Legal Form: A trust is a form of legal institute which does not have its own legal personality. Trusts are not registered anywhere and there are no formalities for the annual maintenance of trusts other than statutory obligations that are imposed on trustees in the administration of trusts (e.g. for example the duty to prepare accounts).

Set-up time: There are no statutory restrictions that could delay the setting up of a trust in Malta.
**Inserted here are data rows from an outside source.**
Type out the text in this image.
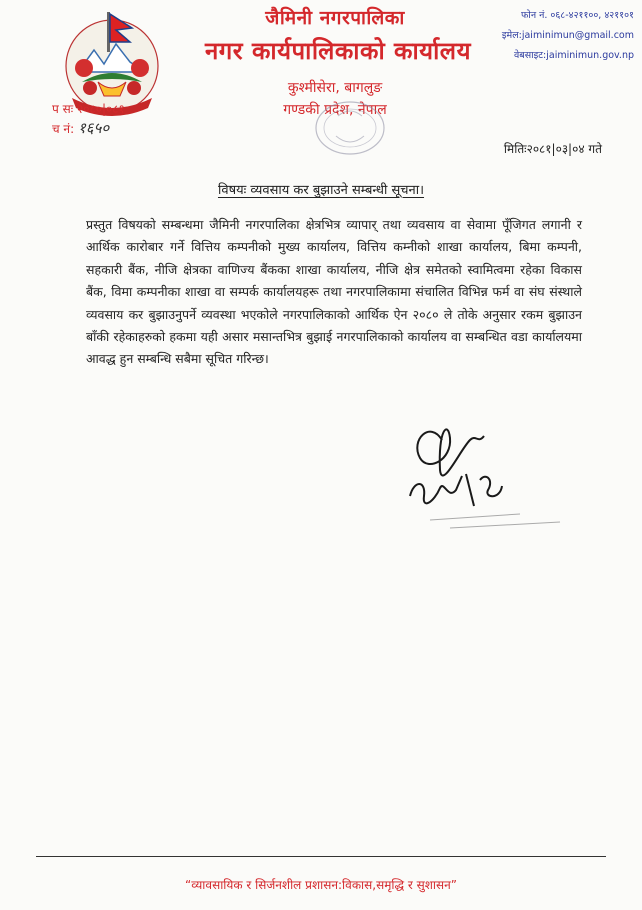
जैमिनी नगरपालिका
नगर कार्यपालिकाको कार्यालय
कुश्मीसेरा, बागलुङ
गण्डकी प्रदेश, नेपाल
फोन नं. ०६८-४२११००, ४२११०१
इमेल:jaiminimun@gmail.com
वेबसाइट:jaiminimun.gov.np
प सः २०८०|०८१
च नं: १६५०
मितिः२०८१|०३|०४ गते
विषयः व्यवसाय कर बुझाउने सम्बन्धी सूचना।
प्रस्तुत विषयको सम्बन्धमा जैमिनी नगरपालिका क्षेत्रभित्र व्यापार् तथा व्यवसाय वा सेवामा पूँजिगत लगानी र आर्थिक कारोबार गर्ने वित्तिय कम्पनीको मुख्य कार्यालय, वित्तिय कम्नीको शाखा कार्यालय, बिमा कम्पनी, सहकारी बैंक, नीजि क्षेत्रका वाणिज्य बैंकका शाखा कार्यालय, नीजि क्षेत्र समेतको स्वामित्वमा रहेका विकास बैंक, विमा कम्पनीका शाखा वा सम्पर्क कार्यालयहरू तथा नगरपालिकामा संचालित विभिन्न फर्म वा संघ संस्थाले व्यवसाय कर बुझाउनुपर्ने व्यवस्था भएकोले नगरपालिकाको आर्थिक ऐन २०८० ले तोके अनुसार रकम बुझाउन बाँकी रहेकाहरुको हकमा यही असार मसान्तभित्र बुझाई नगरपालिकाको कार्यालय वा सम्बन्धित वडा कार्यालयमा आवद्ध हुन सम्बन्धि सबैमा सूचित गरिन्छ।
“व्यावसायिक र सिर्जनशील प्रशासन:विकास,समृद्धि र सुशासन”
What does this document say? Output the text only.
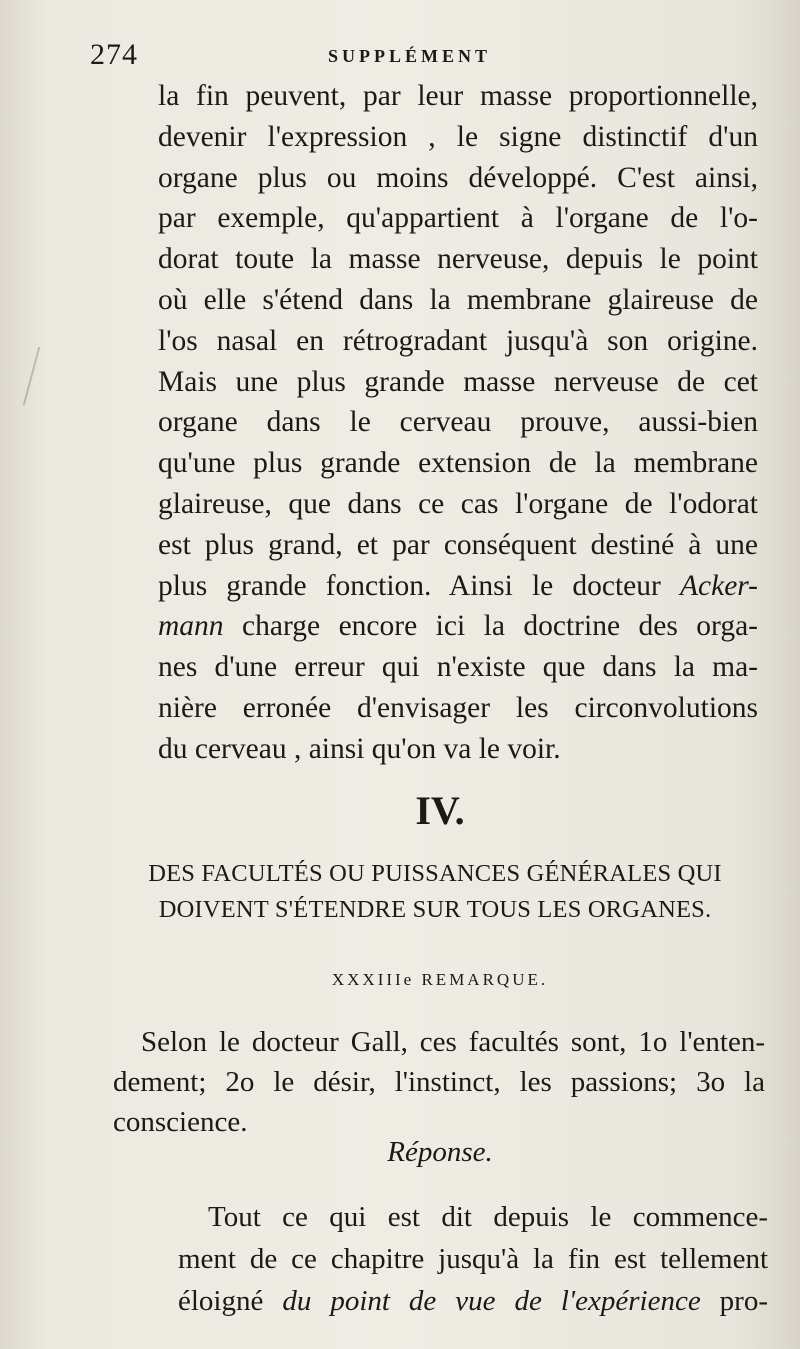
274	SUPPLÉMENT
la fin peuvent, par leur masse proportionnelle,
devenir l'expression , le signe distinctif d'un
organe plus ou moins développé. C'est ainsi,
par exemple, qu'appartient à l'organe de l'o-
dorat toute la masse nerveuse, depuis le point
où elle s'étend dans la membrane glaireuse de
l'os nasal en rétrogradant jusqu'à son origine.
Mais une plus grande masse nerveuse de cet
organe dans le cerveau prouve, aussi-bien
qu'une plus grande extension de la membrane
glaireuse, que dans ce cas l'organe de l'odorat
est plus grand, et par conséquent destiné à une
plus grande fonction. Ainsi le docteur Acker-
mann charge encore ici la doctrine des orga-
nes d'une erreur qui n'existe que dans la ma-
nière erronée d'envisager les circonvolutions
du cerveau , ainsi qu'on va le voir.
IV.
DES FACULTÉS OU PUISSANCES GÉNÉRALES QUI
DOIVENT S'ÉTENDRE SUR TOUS LES ORGANES.
XXXIIIe REMARQUE.
Selon le docteur Gall, ces facultés sont, 1o l'enten-
dement; 2o le désir, l'instinct, les passions; 3o la
conscience.
Réponse.
Tout ce qui est dit depuis le commence-
ment de ce chapitre jusqu'à la fin est tellement
éloigné du point de vue de l'expérience pro-
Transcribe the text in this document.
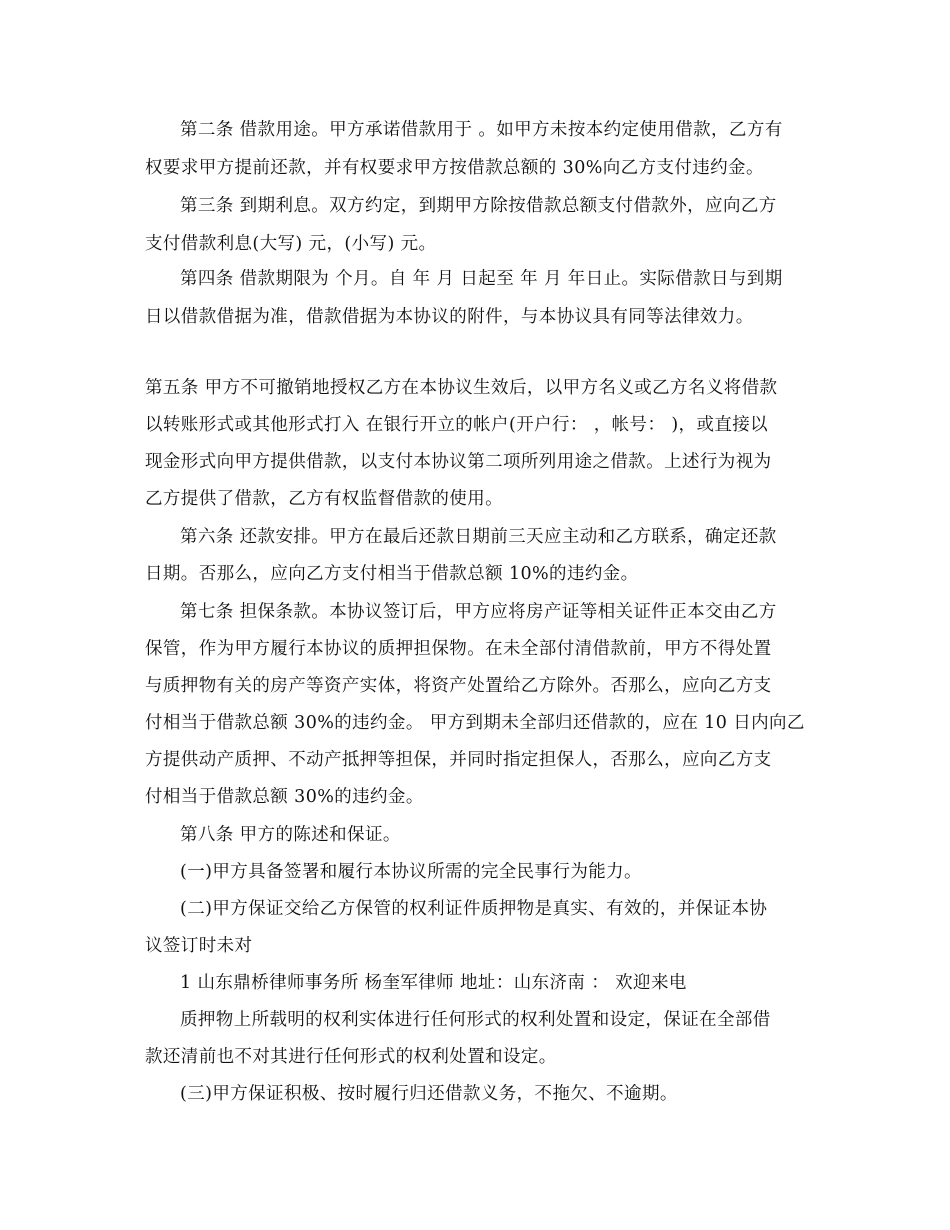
第二条 借款用途。甲方承诺借款用于 。如甲方未按本约定使用借款，乙方有
权要求甲方提前还款，并有权要求甲方按借款总额的 30%向乙方支付违约金。
第三条 到期利息。双方约定，到期甲方除按借款总额支付借款外，应向乙方
支付借款利息(大写) 元，(小写) 元。
第四条 借款期限为 个月。自 年 月 日起至 年 月 年日止。实际借款日与到期
日以借款借据为准，借款借据为本协议的附件，与本协议具有同等法律效力。
第五条 甲方不可撤销地授权乙方在本协议生效后，以甲方名义或乙方名义将借款
以转账形式或其他形式打入 在银行开立的帐户(开户行： ，帐号： )，或直接以
现金形式向甲方提供借款，以支付本协议第二项所列用途之借款。上述行为视为
乙方提供了借款，乙方有权监督借款的使用。
第六条 还款安排。甲方在最后还款日期前三天应主动和乙方联系，确定还款
日期。否那么，应向乙方支付相当于借款总额 10%的违约金。
第七条 担保条款。本协议签订后，甲方应将房产证等相关证件正本交由乙方
保管，作为甲方履行本协议的质押担保物。在未全部付清借款前，甲方不得处置
与质押物有关的房产等资产实体，将资产处置给乙方除外。否那么，应向乙方支
付相当于借款总额 30%的违约金。 甲方到期未全部归还借款的，应在 10 日内向乙
方提供动产质押、不动产抵押等担保，并同时指定担保人，否那么，应向乙方支
付相当于借款总额 30%的违约金。
第八条 甲方的陈述和保证。
(一)甲方具备签署和履行本协议所需的完全民事行为能力。
(二)甲方保证交给乙方保管的权利证件质押物是真实、有效的，并保证本协
议签订时未对
1 山东鼎桥律师事务所 杨奎军律师 地址：山东济南 ： 欢迎来电
质押物上所载明的权利实体进行任何形式的权利处置和设定，保证在全部借
款还清前也不对其进行任何形式的权利处置和设定。
(三)甲方保证积极、按时履行归还借款义务，不拖欠、不逾期。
Therefore, the time required depends on the particular circumstances and mainly relates to the drafting of the Trust Deed.

Termination: A Malta trust is subject to a maximum duration of 100 years, however, it can be terminated earlier if all beneficiaries acting in unison demand termination, which the trustees must accept.


Malta foundations can be set up in two ways – a trust deed or via a last will and testament.  There are minimum capital requirements, namely an endowment of money or property in the sum of EUR 165.00 must be settled, or if the foundation is of a purely social or charitable objectives a sum of EUR 232; although there is no requirement to maintain the capital minimums.

Please contact us for further information.

Trusts treated as Companies

A trustee may elect that the trust be treated as if it were a company ordinarily resident and domiciled in Malta.  Any distribution of profits will be taxed at the prevailing corporation rate, currently 35%.

The distribution of profits will be treated as if it were a dividend and non – resident beneficiaries can claim a tax refund.